I know what 4K disc I’ll be spinning up tonight, then…
Forty years, though. Ridley was 44 when Blade Runner was released- he’s 84 now, how old does he feel this morning? Mind, poor old Vangelis is gone, recently passed away. Still can’t get over that, every time I play his music it feels a little different, somehow; only the other night I had a relaxed hour or so and listened to his albums China and See You Later, the latter of course featuring Memories of Green, that was used on the Blade Runner soundtrack (always amazes me how that track, recorded a few years before, fits the film like a glove and set the tone for the whole score). Its inevitable of course as so many years pass that so many of the people who made Blade Runner -who would generally be middle-aged at the time anyway- would pass away, leaving behind a fragment of celluloid immortality as films do, over time. So many of the actors have gone; Rutger Hauer, Brion James, Bob Okazaki, Kimiko Hiroshige, Hu Pyke, Morgan Paull, while behind-the-camera staff like Jordan Cronenweth, Syd Mead, Lawrence G. Paull, Terry Rawlings and Douglas Trumbull have gone. Anybody else getting depressed yet?

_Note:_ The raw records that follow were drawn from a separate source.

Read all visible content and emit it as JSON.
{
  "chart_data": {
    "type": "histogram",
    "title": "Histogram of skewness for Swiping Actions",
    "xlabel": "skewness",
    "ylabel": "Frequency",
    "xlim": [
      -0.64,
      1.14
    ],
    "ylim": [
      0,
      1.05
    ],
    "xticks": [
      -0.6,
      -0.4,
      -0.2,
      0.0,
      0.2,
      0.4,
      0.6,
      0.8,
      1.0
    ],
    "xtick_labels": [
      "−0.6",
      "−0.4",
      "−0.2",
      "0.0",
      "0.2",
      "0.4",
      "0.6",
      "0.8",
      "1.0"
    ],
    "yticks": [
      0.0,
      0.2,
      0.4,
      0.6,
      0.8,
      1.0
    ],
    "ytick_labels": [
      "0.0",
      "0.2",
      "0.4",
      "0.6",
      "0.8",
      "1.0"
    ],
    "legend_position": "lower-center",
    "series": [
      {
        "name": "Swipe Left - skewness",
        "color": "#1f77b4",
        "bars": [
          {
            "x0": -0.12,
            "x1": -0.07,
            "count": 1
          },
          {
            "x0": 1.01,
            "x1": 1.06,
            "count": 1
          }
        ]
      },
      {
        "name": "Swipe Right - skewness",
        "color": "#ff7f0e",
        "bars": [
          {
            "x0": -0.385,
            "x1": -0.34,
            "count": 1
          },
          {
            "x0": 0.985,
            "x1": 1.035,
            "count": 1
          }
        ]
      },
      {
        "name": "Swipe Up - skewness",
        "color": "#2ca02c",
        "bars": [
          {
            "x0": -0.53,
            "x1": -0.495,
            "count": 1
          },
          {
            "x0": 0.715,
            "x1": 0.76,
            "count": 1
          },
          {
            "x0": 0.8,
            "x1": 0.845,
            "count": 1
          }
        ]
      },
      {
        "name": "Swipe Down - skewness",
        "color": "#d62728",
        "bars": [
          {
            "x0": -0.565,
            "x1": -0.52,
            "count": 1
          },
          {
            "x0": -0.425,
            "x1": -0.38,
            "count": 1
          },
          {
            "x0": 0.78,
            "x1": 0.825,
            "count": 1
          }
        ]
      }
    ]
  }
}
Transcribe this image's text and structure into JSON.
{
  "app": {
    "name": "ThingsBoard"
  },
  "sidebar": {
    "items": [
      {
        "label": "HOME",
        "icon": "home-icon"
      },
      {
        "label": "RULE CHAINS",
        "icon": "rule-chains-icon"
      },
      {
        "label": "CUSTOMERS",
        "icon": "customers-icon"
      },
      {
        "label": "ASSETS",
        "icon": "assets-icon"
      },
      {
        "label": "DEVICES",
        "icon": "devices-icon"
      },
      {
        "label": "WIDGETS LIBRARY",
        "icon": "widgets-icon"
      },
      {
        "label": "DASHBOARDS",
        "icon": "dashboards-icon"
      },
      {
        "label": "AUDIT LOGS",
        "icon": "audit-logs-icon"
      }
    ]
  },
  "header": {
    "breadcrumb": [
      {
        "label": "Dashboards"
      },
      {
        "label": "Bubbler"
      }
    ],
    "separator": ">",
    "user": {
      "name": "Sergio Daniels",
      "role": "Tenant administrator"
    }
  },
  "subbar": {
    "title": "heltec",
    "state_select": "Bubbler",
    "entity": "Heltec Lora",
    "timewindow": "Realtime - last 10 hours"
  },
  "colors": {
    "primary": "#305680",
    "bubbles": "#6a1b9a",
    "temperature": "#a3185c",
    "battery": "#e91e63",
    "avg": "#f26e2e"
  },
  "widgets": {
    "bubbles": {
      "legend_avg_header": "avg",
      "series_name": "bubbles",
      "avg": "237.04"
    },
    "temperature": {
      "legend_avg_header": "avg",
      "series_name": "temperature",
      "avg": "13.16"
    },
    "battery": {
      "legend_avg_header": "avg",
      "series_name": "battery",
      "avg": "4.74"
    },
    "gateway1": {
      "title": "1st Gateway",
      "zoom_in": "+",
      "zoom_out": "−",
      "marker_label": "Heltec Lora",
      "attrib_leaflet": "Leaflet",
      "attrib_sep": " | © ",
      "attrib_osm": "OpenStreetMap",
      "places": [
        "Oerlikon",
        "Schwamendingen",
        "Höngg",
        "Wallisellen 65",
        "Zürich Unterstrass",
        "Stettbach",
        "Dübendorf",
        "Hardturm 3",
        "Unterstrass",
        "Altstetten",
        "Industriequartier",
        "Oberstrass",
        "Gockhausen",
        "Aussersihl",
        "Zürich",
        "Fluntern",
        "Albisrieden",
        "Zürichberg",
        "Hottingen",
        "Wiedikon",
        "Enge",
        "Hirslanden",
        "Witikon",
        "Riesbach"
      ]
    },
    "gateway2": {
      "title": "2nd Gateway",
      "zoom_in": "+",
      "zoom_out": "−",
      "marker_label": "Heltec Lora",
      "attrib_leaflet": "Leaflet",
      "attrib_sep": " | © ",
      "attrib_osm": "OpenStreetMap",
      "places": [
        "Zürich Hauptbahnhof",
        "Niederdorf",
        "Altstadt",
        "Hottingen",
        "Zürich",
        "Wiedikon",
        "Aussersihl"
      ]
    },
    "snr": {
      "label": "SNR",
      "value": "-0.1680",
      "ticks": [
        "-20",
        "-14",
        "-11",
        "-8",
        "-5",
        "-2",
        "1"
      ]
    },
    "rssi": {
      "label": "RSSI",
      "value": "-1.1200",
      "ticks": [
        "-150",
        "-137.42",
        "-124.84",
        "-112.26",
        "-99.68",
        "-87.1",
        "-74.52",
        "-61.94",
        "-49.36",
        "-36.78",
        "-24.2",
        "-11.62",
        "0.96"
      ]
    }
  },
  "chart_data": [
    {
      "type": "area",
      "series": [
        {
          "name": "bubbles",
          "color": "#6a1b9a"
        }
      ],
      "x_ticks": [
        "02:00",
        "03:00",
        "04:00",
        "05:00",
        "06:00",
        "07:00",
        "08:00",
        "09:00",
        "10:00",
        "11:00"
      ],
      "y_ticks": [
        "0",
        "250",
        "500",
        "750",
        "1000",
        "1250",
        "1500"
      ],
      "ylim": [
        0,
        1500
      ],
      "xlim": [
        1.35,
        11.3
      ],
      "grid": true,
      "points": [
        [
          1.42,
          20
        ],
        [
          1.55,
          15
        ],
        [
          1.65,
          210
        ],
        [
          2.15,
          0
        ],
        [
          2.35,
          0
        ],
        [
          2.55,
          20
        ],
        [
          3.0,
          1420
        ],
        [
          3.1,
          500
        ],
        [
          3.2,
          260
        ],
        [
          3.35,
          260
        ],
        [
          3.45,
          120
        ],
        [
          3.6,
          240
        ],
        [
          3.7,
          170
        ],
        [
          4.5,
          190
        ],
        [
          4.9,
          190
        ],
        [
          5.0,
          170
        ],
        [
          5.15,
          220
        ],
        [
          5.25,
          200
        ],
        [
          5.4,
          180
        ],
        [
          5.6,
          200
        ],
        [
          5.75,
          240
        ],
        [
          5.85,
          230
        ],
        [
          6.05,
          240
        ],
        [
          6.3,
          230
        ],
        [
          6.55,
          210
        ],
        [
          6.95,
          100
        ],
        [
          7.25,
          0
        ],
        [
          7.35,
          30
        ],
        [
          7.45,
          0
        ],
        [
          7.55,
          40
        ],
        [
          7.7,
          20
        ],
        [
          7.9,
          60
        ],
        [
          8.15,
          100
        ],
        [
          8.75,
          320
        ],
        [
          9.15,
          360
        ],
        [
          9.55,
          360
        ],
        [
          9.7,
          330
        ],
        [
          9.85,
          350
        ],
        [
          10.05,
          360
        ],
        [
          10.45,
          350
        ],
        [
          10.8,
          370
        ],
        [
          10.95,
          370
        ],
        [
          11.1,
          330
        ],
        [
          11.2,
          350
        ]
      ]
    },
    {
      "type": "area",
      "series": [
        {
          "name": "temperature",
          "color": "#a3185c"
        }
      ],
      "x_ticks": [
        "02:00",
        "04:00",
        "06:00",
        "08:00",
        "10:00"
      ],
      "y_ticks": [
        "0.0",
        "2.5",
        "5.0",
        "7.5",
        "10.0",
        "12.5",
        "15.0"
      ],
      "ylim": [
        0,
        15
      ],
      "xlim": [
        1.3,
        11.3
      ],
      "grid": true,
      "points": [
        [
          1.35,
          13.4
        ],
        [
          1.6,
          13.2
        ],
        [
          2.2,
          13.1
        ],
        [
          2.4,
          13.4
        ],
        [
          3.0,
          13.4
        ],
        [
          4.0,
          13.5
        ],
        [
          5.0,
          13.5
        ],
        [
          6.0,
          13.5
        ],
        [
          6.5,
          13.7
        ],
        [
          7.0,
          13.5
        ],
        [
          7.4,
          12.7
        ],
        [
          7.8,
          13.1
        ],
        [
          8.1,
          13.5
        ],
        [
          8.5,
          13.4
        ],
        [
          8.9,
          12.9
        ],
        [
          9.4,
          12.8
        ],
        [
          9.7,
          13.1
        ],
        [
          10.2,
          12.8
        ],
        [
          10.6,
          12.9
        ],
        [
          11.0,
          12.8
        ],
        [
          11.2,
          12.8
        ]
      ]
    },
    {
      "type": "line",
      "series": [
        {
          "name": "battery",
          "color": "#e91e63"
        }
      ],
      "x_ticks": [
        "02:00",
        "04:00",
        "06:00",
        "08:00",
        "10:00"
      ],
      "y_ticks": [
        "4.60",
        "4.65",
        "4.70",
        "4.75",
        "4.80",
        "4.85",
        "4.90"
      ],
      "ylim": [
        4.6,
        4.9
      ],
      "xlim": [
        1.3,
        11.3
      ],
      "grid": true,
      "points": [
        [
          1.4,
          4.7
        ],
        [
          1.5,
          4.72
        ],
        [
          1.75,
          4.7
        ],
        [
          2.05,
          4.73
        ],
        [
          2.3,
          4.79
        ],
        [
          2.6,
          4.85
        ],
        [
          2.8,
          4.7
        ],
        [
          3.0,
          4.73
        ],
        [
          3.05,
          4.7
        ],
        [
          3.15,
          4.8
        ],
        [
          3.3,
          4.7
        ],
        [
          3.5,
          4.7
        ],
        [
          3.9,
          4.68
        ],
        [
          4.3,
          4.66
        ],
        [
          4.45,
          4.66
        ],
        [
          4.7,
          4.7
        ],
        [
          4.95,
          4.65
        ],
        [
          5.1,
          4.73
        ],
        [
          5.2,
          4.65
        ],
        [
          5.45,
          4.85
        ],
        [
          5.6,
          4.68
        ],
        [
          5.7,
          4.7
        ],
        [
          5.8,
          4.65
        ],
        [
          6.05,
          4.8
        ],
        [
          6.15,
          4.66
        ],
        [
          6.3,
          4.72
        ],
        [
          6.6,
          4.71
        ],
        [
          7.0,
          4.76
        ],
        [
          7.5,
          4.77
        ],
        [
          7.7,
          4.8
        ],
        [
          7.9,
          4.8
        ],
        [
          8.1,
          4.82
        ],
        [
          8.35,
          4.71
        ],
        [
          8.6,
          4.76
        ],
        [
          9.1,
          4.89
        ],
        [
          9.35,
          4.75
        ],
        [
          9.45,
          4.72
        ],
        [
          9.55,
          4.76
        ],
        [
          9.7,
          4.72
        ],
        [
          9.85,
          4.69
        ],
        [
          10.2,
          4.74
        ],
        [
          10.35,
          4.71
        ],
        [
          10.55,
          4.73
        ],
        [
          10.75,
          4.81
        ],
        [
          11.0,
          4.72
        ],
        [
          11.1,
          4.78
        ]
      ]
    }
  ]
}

Well, that’s what forty years will do. Eventually Blade Runner will leave us all behind, like old classics do such as the original King Kong. Films are Forever. Well, as long as they are restored and digitised I guess. Makes me think of original author Philip K Dick’s description of kipple, which represented entropy in Do Androids Dream of Electric Sheep: “No one can win against kipple, except temporarily and maybe in one spot, like in my apartment I’ve sort of created a stasis between the pressure of kipple and nonkipple, for the time being. But eventually I’ll die or go away, and then the kipple will again take over. It’s a universal principle operating throughout the universe; the entire universe is moving toward a final state of total, absolute kippleization.”
That’s all of us, eventually: Kipple. I need a drink. Where’s my Blade Runner-inspired whiskey glass? Happy birthday, Blade Runner.